As regular readers of this blog will know, we at BH Consulting are big supporters of the ISO 27001 information security standard (note: for brevity, we’ll refer to it in this blog and elsewhere on our site only as ISO 27001). We like it because it is internationally recognised and has no ties to any one technology or supplier. It takes a risk-based approach to security, which means it starts with a thought process that’s based on applying the greatest levels of protection to the information that matters most to a business or organisation.

Unlike self-regulated standards, becoming certified to ISO 27001 involves having an external group auditing your security at least once per year to ensure you’re following best practice. Best of all, it’s suitable for organisations and businesses of all sizes, from an SME with five or ten employees right up to a multinational corporation.

Managing compliance with GDPR

We believe that complying with the standard has many business benefits which we’ve previously outlined on this blog. What’s more, the process and rigour that the standard applies to information security means it’s very useful as a way to manage compliance with the General Data Protection Regulation (GDPR). For example, one of the requirements under the regulation is to report breaches within 72 hours of discovering one. The ISO 27001 framework is very useful for helping organisations to develop a solid incident response plan that covers the three pillars of IT, people and processes.

When the ISO announced the ISO 27701 extension, it said it specifies requirements “for establishing, implementing, maintaining and continually improving a privacy-specific information security management system. In other words, a management system for protecting personal data (PIMS).”

Building on the base of ISO 27001

It builds on the information security management system (ISMS) that ISO 27001 needs all certified organisations to put in place. An ISMS is a framework of policies and procedures that includes all legal, physical and technical controls involved in an organisation’s information risk management processes. In effect, 27701 “provides the necessary extra requirements when it comes to privacy”, the ISO said.

Dr Andreas Wolf, who chaired the technical committee that developed the standard, said that almost every organisations handles personally identifiable information, and that protecting it “is not only a legal right but a societal need”.

He added: “ISO/IEC 27701 defines processes and provides guidance for protecting PII on an ongoing, ever evolving basis. Because being a management system, it defines processes for continuous improvement on data protection, particularly important in a world where technology doesn’t stand still.”

How to get certified to the new standard

After the ISO announced the extension to 27001 and 27002, many websites widely reported it as a new or first standard for data privacy.
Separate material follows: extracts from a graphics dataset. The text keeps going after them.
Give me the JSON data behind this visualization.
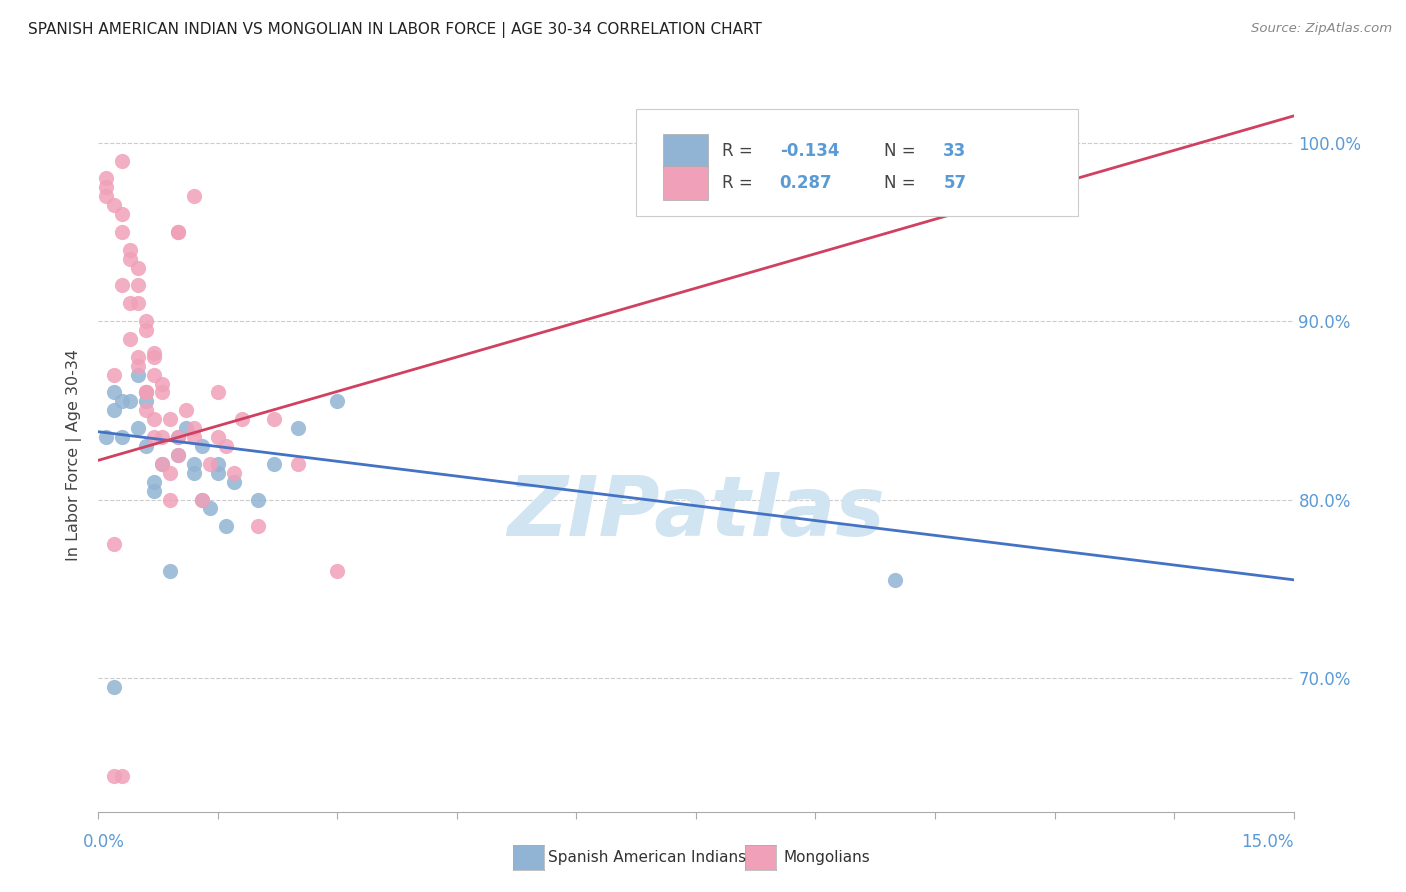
{
  "title": "SPANISH AMERICAN INDIAN VS MONGOLIAN IN LABOR FORCE | AGE 30-34 CORRELATION CHART",
  "source": "Source: ZipAtlas.com",
  "ylabel": "In Labor Force | Age 30-34",
  "xmin": 0.0,
  "xmax": 0.15,
  "ymin": 0.625,
  "ymax": 1.025,
  "blue_color": "#92b4d4",
  "pink_color": "#f0a0b8",
  "blue_line_color": "#4472c4",
  "pink_line_color": "#d04060",
  "watermark_color": "#d0e4f2",
  "right_tick_color": "#5b9bd5",
  "legend_label_blue": "Spanish American Indians",
  "legend_label_pink": "Mongolians",
  "blue_scatter_x": [
    0.001,
    0.002,
    0.002,
    0.003,
    0.003,
    0.004,
    0.005,
    0.005,
    0.006,
    0.006,
    0.006,
    0.007,
    0.007,
    0.008,
    0.009,
    0.01,
    0.01,
    0.011,
    0.012,
    0.012,
    0.013,
    0.013,
    0.014,
    0.015,
    0.015,
    0.016,
    0.017,
    0.02,
    0.022,
    0.025,
    0.03,
    0.1,
    0.002
  ],
  "blue_scatter_y": [
    0.835,
    0.85,
    0.86,
    0.835,
    0.855,
    0.855,
    0.87,
    0.84,
    0.86,
    0.83,
    0.855,
    0.81,
    0.805,
    0.82,
    0.76,
    0.825,
    0.835,
    0.84,
    0.82,
    0.815,
    0.83,
    0.8,
    0.795,
    0.82,
    0.815,
    0.785,
    0.81,
    0.8,
    0.82,
    0.84,
    0.855,
    0.755,
    0.695
  ],
  "pink_scatter_x": [
    0.001,
    0.001,
    0.001,
    0.002,
    0.002,
    0.003,
    0.003,
    0.004,
    0.004,
    0.005,
    0.005,
    0.005,
    0.006,
    0.006,
    0.007,
    0.007,
    0.008,
    0.008,
    0.009,
    0.009,
    0.01,
    0.01,
    0.011,
    0.012,
    0.012,
    0.013,
    0.014,
    0.015,
    0.015,
    0.016,
    0.017,
    0.018,
    0.02,
    0.022,
    0.025,
    0.03,
    0.002,
    0.003,
    0.005,
    0.007,
    0.008,
    0.01,
    0.003,
    0.004,
    0.006,
    0.006,
    0.007,
    0.008,
    0.009,
    0.01,
    0.002,
    0.003,
    0.004,
    0.005,
    0.006,
    0.007,
    0.012
  ],
  "pink_scatter_y": [
    0.98,
    0.975,
    0.97,
    0.965,
    0.87,
    0.99,
    0.92,
    0.91,
    0.89,
    0.88,
    0.875,
    0.93,
    0.86,
    0.85,
    0.845,
    0.835,
    0.835,
    0.82,
    0.815,
    0.8,
    0.835,
    0.825,
    0.85,
    0.84,
    0.835,
    0.8,
    0.82,
    0.86,
    0.835,
    0.83,
    0.815,
    0.845,
    0.785,
    0.845,
    0.82,
    0.76,
    0.775,
    0.96,
    0.91,
    0.88,
    0.865,
    0.95,
    0.95,
    0.935,
    0.895,
    0.86,
    0.87,
    0.86,
    0.845,
    0.95,
    0.645,
    0.645,
    0.94,
    0.92,
    0.9,
    0.882,
    0.97
  ],
  "blue_trend_x": [
    0.0,
    0.15
  ],
  "blue_trend_y": [
    0.838,
    0.755
  ],
  "pink_trend_x": [
    0.0,
    0.15
  ],
  "pink_trend_y": [
    0.822,
    1.015
  ],
  "y_tick_positions": [
    0.7,
    0.8,
    0.9,
    1.0
  ],
  "y_tick_labels": [
    "70.0%",
    "80.0%",
    "90.0%",
    "100.0%"
  ],
  "bg_color": "#ffffff",
  "grid_color": "#cccccc"
}
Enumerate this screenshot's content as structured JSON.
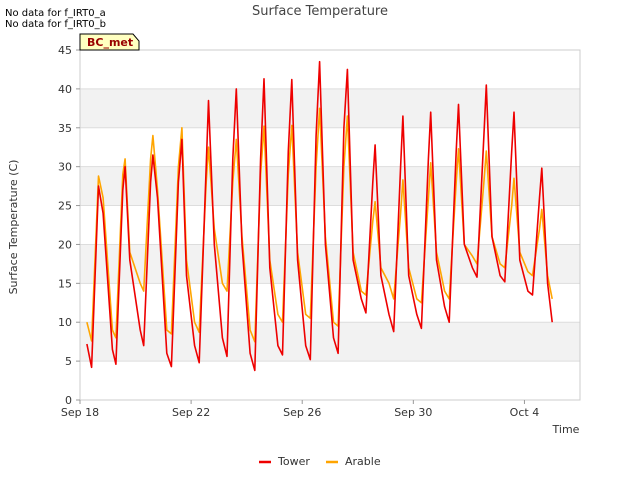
{
  "notes": [
    "No data for f_IRT0_a",
    "No data for f_IRT0_b"
  ],
  "badge": "BC_met",
  "colors": {
    "tower": "#ee0000",
    "arable": "#ffa500",
    "badge_bg": "#ffffc0",
    "badge_text": "#990000",
    "band": "#f2f2f2"
  },
  "chart_data": {
    "type": "line",
    "title": "Surface Temperature",
    "xlabel": "Time",
    "ylabel": "Surface Temperature (C)",
    "ylim": [
      0,
      45
    ],
    "yticks": [
      0,
      5,
      10,
      15,
      20,
      25,
      30,
      35,
      40,
      45
    ],
    "xlim": [
      "2023-09-18",
      "2023-10-06"
    ],
    "xticks": [
      {
        "date": "2023-09-18",
        "label": "Sep 18"
      },
      {
        "date": "2023-09-22",
        "label": "Sep 22"
      },
      {
        "date": "2023-09-26",
        "label": "Sep 26"
      },
      {
        "date": "2023-09-30",
        "label": "Sep 30"
      },
      {
        "date": "2023-10-04",
        "label": "Oct 4"
      }
    ],
    "grid": true,
    "legend": "bottom",
    "series": [
      {
        "name": "Tower",
        "color": "#ee0000",
        "points": [
          [
            "2023-09-18 06:00",
            7.2
          ],
          [
            "2023-09-18 10:00",
            4.2
          ],
          [
            "2023-09-18 16:00",
            27.5
          ],
          [
            "2023-09-18 20:00",
            24
          ],
          [
            "2023-09-19 04:00",
            6.5
          ],
          [
            "2023-09-19 07:00",
            4.6
          ],
          [
            "2023-09-19 13:00",
            27
          ],
          [
            "2023-09-19 15:00",
            30
          ],
          [
            "2023-09-19 19:00",
            18
          ],
          [
            "2023-09-20 04:00",
            9
          ],
          [
            "2023-09-20 07:00",
            7
          ],
          [
            "2023-09-20 13:00",
            28
          ],
          [
            "2023-09-20 15:00",
            31.5
          ],
          [
            "2023-09-20 19:00",
            26
          ],
          [
            "2023-09-21 03:00",
            6
          ],
          [
            "2023-09-21 07:00",
            4.3
          ],
          [
            "2023-09-21 13:00",
            28
          ],
          [
            "2023-09-21 16:00",
            33.5
          ],
          [
            "2023-09-21 20:00",
            16
          ],
          [
            "2023-09-22 03:00",
            7
          ],
          [
            "2023-09-22 07:00",
            4.8
          ],
          [
            "2023-09-22 13:00",
            30
          ],
          [
            "2023-09-22 15:00",
            38.5
          ],
          [
            "2023-09-22 20:00",
            20
          ],
          [
            "2023-09-23 03:00",
            8
          ],
          [
            "2023-09-23 07:00",
            5.6
          ],
          [
            "2023-09-23 12:00",
            31
          ],
          [
            "2023-09-23 15:00",
            40
          ],
          [
            "2023-09-23 20:00",
            20
          ],
          [
            "2023-09-24 03:00",
            6
          ],
          [
            "2023-09-24 07:00",
            3.8
          ],
          [
            "2023-09-24 12:00",
            31
          ],
          [
            "2023-09-24 15:00",
            41.3
          ],
          [
            "2023-09-24 20:00",
            17
          ],
          [
            "2023-09-25 03:00",
            7
          ],
          [
            "2023-09-25 07:00",
            5.8
          ],
          [
            "2023-09-25 12:00",
            32
          ],
          [
            "2023-09-25 15:00",
            41.2
          ],
          [
            "2023-09-25 20:00",
            18
          ],
          [
            "2023-09-26 03:00",
            7
          ],
          [
            "2023-09-26 07:00",
            5.2
          ],
          [
            "2023-09-26 12:00",
            34
          ],
          [
            "2023-09-26 15:00",
            43.5
          ],
          [
            "2023-09-26 20:00",
            20
          ],
          [
            "2023-09-27 03:00",
            8
          ],
          [
            "2023-09-27 07:00",
            6
          ],
          [
            "2023-09-27 12:00",
            35
          ],
          [
            "2023-09-27 15:00",
            42.5
          ],
          [
            "2023-09-27 20:00",
            18
          ],
          [
            "2023-09-28 03:00",
            13
          ],
          [
            "2023-09-28 07:00",
            11.2
          ],
          [
            "2023-09-28 13:00",
            28
          ],
          [
            "2023-09-28 15:00",
            32.8
          ],
          [
            "2023-09-28 20:00",
            16
          ],
          [
            "2023-09-29 03:00",
            11
          ],
          [
            "2023-09-29 07:00",
            8.8
          ],
          [
            "2023-09-29 13:00",
            30
          ],
          [
            "2023-09-29 15:00",
            36.5
          ],
          [
            "2023-09-29 20:00",
            16
          ],
          [
            "2023-09-30 03:00",
            11
          ],
          [
            "2023-09-30 07:00",
            9.2
          ],
          [
            "2023-09-30 13:00",
            31
          ],
          [
            "2023-09-30 15:00",
            37
          ],
          [
            "2023-09-30 20:00",
            18
          ],
          [
            "2023-10-01 03:00",
            12
          ],
          [
            "2023-10-01 07:00",
            10
          ],
          [
            "2023-10-01 13:00",
            32
          ],
          [
            "2023-10-01 15:00",
            38
          ],
          [
            "2023-10-01 20:00",
            20
          ],
          [
            "2023-10-02 03:00",
            17
          ],
          [
            "2023-10-02 07:00",
            15.8
          ],
          [
            "2023-10-02 13:00",
            34
          ],
          [
            "2023-10-02 15:00",
            40.5
          ],
          [
            "2023-10-02 20:00",
            21
          ],
          [
            "2023-10-03 03:00",
            16
          ],
          [
            "2023-10-03 07:00",
            15.2
          ],
          [
            "2023-10-03 13:00",
            32
          ],
          [
            "2023-10-03 15:00",
            37
          ],
          [
            "2023-10-03 20:00",
            18
          ],
          [
            "2023-10-04 03:00",
            14
          ],
          [
            "2023-10-04 07:00",
            13.5
          ],
          [
            "2023-10-04 13:00",
            26
          ],
          [
            "2023-10-04 15:00",
            29.8
          ],
          [
            "2023-10-04 20:00",
            15
          ],
          [
            "2023-10-05 00:00",
            10
          ]
        ]
      },
      {
        "name": "Arable",
        "color": "#ffa500",
        "points": [
          [
            "2023-09-18 06:00",
            10
          ],
          [
            "2023-09-18 10:00",
            7.6
          ],
          [
            "2023-09-18 16:00",
            28.8
          ],
          [
            "2023-09-18 20:00",
            26
          ],
          [
            "2023-09-19 04:00",
            9
          ],
          [
            "2023-09-19 07:00",
            8
          ],
          [
            "2023-09-19 13:00",
            29
          ],
          [
            "2023-09-19 15:00",
            31
          ],
          [
            "2023-09-19 19:00",
            19
          ],
          [
            "2023-09-20 04:00",
            15
          ],
          [
            "2023-09-20 07:00",
            14
          ],
          [
            "2023-09-20 13:00",
            31
          ],
          [
            "2023-09-20 15:00",
            34
          ],
          [
            "2023-09-20 19:00",
            27
          ],
          [
            "2023-09-21 03:00",
            9
          ],
          [
            "2023-09-21 07:00",
            8.5
          ],
          [
            "2023-09-21 13:00",
            30
          ],
          [
            "2023-09-21 16:00",
            35
          ],
          [
            "2023-09-21 20:00",
            18
          ],
          [
            "2023-09-22 03:00",
            10
          ],
          [
            "2023-09-22 07:00",
            8.7
          ],
          [
            "2023-09-22 13:00",
            28
          ],
          [
            "2023-09-22 15:00",
            32.5
          ],
          [
            "2023-09-22 20:00",
            22
          ],
          [
            "2023-09-23 03:00",
            15
          ],
          [
            "2023-09-23 07:00",
            14
          ],
          [
            "2023-09-23 12:00",
            28
          ],
          [
            "2023-09-23 15:00",
            33.5
          ],
          [
            "2023-09-23 20:00",
            21
          ],
          [
            "2023-09-24 03:00",
            9
          ],
          [
            "2023-09-24 07:00",
            7.5
          ],
          [
            "2023-09-24 12:00",
            29
          ],
          [
            "2023-09-24 15:00",
            35.2
          ],
          [
            "2023-09-24 20:00",
            18
          ],
          [
            "2023-09-25 03:00",
            11
          ],
          [
            "2023-09-25 07:00",
            10
          ],
          [
            "2023-09-25 12:00",
            29
          ],
          [
            "2023-09-25 15:00",
            35.3
          ],
          [
            "2023-09-25 20:00",
            19
          ],
          [
            "2023-09-26 03:00",
            11
          ],
          [
            "2023-09-26 07:00",
            10.5
          ],
          [
            "2023-09-26 12:00",
            30
          ],
          [
            "2023-09-26 15:00",
            37.5
          ],
          [
            "2023-09-26 20:00",
            21
          ],
          [
            "2023-09-27 03:00",
            10
          ],
          [
            "2023-09-27 07:00",
            9.5
          ],
          [
            "2023-09-27 12:00",
            30
          ],
          [
            "2023-09-27 15:00",
            36.5
          ],
          [
            "2023-09-27 20:00",
            19
          ],
          [
            "2023-09-28 03:00",
            14
          ],
          [
            "2023-09-28 07:00",
            13.5
          ],
          [
            "2023-09-28 13:00",
            23
          ],
          [
            "2023-09-28 15:00",
            25.5
          ],
          [
            "2023-09-28 20:00",
            17
          ],
          [
            "2023-09-29 03:00",
            15
          ],
          [
            "2023-09-29 07:00",
            13
          ],
          [
            "2023-09-29 13:00",
            24
          ],
          [
            "2023-09-29 15:00",
            28.3
          ],
          [
            "2023-09-29 20:00",
            17
          ],
          [
            "2023-09-30 03:00",
            13
          ],
          [
            "2023-09-30 07:00",
            12.5
          ],
          [
            "2023-09-30 13:00",
            26
          ],
          [
            "2023-09-30 15:00",
            30.5
          ],
          [
            "2023-09-30 20:00",
            19
          ],
          [
            "2023-10-01 03:00",
            14
          ],
          [
            "2023-10-01 07:00",
            13
          ],
          [
            "2023-10-01 13:00",
            28
          ],
          [
            "2023-10-01 15:00",
            32.3
          ],
          [
            "2023-10-01 20:00",
            20
          ],
          [
            "2023-10-02 03:00",
            18.5
          ],
          [
            "2023-10-02 07:00",
            17.5
          ],
          [
            "2023-10-02 13:00",
            28
          ],
          [
            "2023-10-02 15:00",
            32
          ],
          [
            "2023-10-02 20:00",
            21
          ],
          [
            "2023-10-03 03:00",
            17.5
          ],
          [
            "2023-10-03 07:00",
            17
          ],
          [
            "2023-10-03 13:00",
            25
          ],
          [
            "2023-10-03 15:00",
            28.5
          ],
          [
            "2023-10-03 20:00",
            19
          ],
          [
            "2023-10-04 03:00",
            16.5
          ],
          [
            "2023-10-04 07:00",
            16
          ],
          [
            "2023-10-04 13:00",
            22
          ],
          [
            "2023-10-04 15:00",
            24.5
          ],
          [
            "2023-10-04 20:00",
            16
          ],
          [
            "2023-10-05 00:00",
            13
          ]
        ]
      }
    ]
  }
}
BH Consulting CEO Brian Honan said it was important to clarify that the new addition of 27701 is not a standard by itself but an extension to the existing information security standard. This means organisations cannot get certified to it directly. “You need to get certified to ISO 27001 first and then to this new standard,” he pointed out.

“It is worth noting that ISO 27701 is a privacy standard and is designed to encompass privacy laws and regulations around the world. So it is not specific to GDPR but can be used for it,” Brian added. “Regarding GDPR, the ISO 27701 standard is not yet recognised by the EDPB as a certification standard for GDPR – indeed no certification scheme has yet to be approved – although I expect this to happen at some stage,” he said.

Interestingly, the head of France’s data protection watchdog, the CNIL, put the announcement in context by saying that the new standard was necessary because many organisations aren’t ready to comply with the stringent demands of privacy regulations like the GDPR, and they need guidance. “With the number of complaints and fines related to privacy and data protection on the rise, the need for this standard is now obvious,” he said in a statement.

In summary, it’s a privacy standard designed to enable organisations to meet any and/or all of their privacy obligations including, but not exclusive to GDPR. The ISO has a document with the full requirements and guidelines for the extension on sale via its website for CHF178 (roughly €163). It has also made a free preview available via this link.